But perhaps I am missing something here. Let me know if you think this is a rule that can be ignored without any impact.
The rule probably exists because it isn't physically possible to roll less than 3 on 3d6. Since it is effective skill we are talking about, it isn't unreasonable to say that you should have no chance of success if the situation reduces your skill to less than 3. Otherwise you would be allowed the possibility of getting lucky and rolling a critical success on a 3 or 4, 2% of the time, and not only being successful but wildly successful, which doesn't quite seem fair. Even allowing a non-critical success on a roll of 3 with a 4 being a failure is a bit of a stretch, though not as bad a one. The key to remember is that a 2% chance of success is, on average, a success once every fifty tries. A success on a 3 would be bit less frequent, about once in 200 tries for rough figuring.

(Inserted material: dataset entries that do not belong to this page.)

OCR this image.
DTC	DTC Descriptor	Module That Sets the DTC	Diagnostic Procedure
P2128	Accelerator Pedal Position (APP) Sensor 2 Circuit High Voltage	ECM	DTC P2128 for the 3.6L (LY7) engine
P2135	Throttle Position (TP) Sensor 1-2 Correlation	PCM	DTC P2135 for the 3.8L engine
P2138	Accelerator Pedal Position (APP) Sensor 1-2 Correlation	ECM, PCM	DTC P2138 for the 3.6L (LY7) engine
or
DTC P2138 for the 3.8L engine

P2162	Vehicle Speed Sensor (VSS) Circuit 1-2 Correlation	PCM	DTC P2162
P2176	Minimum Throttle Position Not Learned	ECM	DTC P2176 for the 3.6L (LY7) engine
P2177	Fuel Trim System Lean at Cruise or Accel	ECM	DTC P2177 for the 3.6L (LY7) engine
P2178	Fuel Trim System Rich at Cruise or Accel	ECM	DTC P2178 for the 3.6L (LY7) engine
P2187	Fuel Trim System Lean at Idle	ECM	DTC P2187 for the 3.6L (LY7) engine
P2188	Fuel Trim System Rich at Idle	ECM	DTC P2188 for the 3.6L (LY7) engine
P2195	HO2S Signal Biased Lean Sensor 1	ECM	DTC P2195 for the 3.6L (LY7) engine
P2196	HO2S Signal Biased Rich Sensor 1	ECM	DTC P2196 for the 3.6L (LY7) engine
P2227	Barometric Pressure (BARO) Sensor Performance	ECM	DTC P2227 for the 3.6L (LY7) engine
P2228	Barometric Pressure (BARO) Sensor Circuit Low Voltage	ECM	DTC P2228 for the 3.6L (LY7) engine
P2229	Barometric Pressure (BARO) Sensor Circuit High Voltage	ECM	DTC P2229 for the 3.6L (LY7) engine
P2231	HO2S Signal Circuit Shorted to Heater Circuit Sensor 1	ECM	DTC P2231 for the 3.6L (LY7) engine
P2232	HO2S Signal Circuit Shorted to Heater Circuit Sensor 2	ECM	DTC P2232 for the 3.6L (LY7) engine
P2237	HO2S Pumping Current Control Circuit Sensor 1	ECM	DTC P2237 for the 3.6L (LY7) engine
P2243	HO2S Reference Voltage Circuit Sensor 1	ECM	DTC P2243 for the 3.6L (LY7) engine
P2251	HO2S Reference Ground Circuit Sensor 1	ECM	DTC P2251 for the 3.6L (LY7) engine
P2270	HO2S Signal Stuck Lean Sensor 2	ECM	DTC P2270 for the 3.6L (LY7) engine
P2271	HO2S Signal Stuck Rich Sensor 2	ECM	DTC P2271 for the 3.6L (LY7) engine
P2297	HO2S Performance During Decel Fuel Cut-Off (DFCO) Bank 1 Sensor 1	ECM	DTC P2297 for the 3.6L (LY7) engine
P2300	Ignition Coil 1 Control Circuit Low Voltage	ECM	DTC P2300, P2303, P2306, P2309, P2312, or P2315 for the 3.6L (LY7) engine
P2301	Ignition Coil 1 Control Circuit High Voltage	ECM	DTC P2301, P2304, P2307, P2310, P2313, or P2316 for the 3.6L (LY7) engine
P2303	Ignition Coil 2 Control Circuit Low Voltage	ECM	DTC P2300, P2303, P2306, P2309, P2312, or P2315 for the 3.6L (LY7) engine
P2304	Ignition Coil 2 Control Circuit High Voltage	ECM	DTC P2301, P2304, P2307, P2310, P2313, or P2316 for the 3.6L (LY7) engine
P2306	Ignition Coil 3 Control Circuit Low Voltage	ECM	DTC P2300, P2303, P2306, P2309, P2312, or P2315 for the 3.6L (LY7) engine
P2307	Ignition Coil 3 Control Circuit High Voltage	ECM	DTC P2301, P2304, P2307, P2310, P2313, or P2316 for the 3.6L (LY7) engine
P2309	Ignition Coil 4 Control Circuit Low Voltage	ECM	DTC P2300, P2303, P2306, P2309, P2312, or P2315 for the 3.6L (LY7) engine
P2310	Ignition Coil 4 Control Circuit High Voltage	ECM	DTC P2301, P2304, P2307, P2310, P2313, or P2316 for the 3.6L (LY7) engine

That said, it doesn't seem likely to break the game if you ignore the rule but you do need to determine whether success that often, under conditions that adverse, is going to break your suspension of disbelief.

The other thing to consider is that you've essentially opened the door for rolls when effective skill is reduced to 0 or a negative number. The argument can be made (and has a certain mathematical validity),that if you allow a roll for impossible results like a 1 or 2, you should also permit them for the equally impossible values of 0 and -1, for example.